The term permanent disability has been defined in Section 92C of the Motor Vehicles Act, 1939 which reads as under.–

“92C. Permanent disablement. — For the purposes of this chapter permanent disablement of a person shall be deemed to have resulted from an accident of the nature referred to in Sub-section (1) of Section 92 A, if such person has suffered by reason of the accident any injury or injuries involving–

(a) permanent privation of the sight of either eye or the hearing of either ear, or privation of any member or joint; or

(b) destruction or permanent impairing of the powers of any member or joint, or

(c) permanent disfiguration of the head or face.

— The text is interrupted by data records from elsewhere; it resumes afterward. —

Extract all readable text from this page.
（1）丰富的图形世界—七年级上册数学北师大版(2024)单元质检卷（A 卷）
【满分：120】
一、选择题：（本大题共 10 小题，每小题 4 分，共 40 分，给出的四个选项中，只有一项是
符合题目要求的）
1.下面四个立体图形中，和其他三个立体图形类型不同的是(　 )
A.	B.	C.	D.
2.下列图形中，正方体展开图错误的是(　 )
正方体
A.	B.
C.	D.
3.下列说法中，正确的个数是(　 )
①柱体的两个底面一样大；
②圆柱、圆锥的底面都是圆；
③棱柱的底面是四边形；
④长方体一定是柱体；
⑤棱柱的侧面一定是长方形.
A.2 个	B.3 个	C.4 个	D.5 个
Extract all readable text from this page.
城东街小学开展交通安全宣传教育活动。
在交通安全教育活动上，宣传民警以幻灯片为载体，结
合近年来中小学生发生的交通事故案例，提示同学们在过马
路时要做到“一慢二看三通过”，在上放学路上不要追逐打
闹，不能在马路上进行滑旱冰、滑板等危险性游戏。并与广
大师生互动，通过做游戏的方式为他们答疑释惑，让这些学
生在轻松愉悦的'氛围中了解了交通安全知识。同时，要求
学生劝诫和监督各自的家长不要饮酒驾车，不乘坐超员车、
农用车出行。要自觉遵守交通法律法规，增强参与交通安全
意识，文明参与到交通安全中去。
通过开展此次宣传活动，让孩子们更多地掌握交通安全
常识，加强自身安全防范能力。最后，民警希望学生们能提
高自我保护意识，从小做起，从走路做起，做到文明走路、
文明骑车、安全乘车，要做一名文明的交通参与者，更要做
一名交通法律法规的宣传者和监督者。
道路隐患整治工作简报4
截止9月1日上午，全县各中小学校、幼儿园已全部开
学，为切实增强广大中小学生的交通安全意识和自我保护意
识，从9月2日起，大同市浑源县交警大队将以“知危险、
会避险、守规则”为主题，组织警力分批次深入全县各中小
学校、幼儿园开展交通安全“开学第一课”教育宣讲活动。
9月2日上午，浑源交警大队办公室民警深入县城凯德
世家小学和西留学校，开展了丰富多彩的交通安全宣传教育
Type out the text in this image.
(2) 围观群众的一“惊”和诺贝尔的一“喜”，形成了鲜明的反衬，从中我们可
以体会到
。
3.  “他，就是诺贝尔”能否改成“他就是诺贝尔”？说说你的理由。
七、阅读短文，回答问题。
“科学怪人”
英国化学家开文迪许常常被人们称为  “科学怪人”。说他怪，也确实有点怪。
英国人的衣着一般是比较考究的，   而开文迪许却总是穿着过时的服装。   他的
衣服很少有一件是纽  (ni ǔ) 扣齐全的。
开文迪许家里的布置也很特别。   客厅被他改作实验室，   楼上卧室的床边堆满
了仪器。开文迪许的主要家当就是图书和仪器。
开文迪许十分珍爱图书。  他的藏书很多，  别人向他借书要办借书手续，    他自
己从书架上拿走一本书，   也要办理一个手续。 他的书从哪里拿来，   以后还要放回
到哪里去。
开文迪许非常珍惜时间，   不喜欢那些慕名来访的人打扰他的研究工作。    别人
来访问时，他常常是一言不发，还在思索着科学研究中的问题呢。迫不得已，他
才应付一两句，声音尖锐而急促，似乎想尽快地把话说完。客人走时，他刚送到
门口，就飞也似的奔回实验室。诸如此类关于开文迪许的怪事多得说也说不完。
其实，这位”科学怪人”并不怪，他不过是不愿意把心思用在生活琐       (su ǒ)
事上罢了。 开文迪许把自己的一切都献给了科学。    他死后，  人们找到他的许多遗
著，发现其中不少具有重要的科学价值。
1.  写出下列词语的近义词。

The claimant did not sustain any permanent disability in this case. No evidence in this regard has been produced. P.W. 3 Doctor V.K. Jain, has stated that there is no abnormality in the gait of the claimant and his movements are normal. The fact that scooter number has not been disclosed and the fact that nothing has been indicated as to the damage caused to the scooter is also to be taken note. The fact that the claimant was not admitted in any Hospital nor nursing home suggests that by his own negligence he sustained injuries of trivial nature. Thus the claim of the appellant that he can retain a sum of Rs. 7500/- paid to him towards no fault liability is misconceived. He must return the same. In the event of his not refunding the amount within a period of three months from today, the State would be at liberty to charge interest which is fixed at 12% p.a.

The appeal is without merit and is dismissed.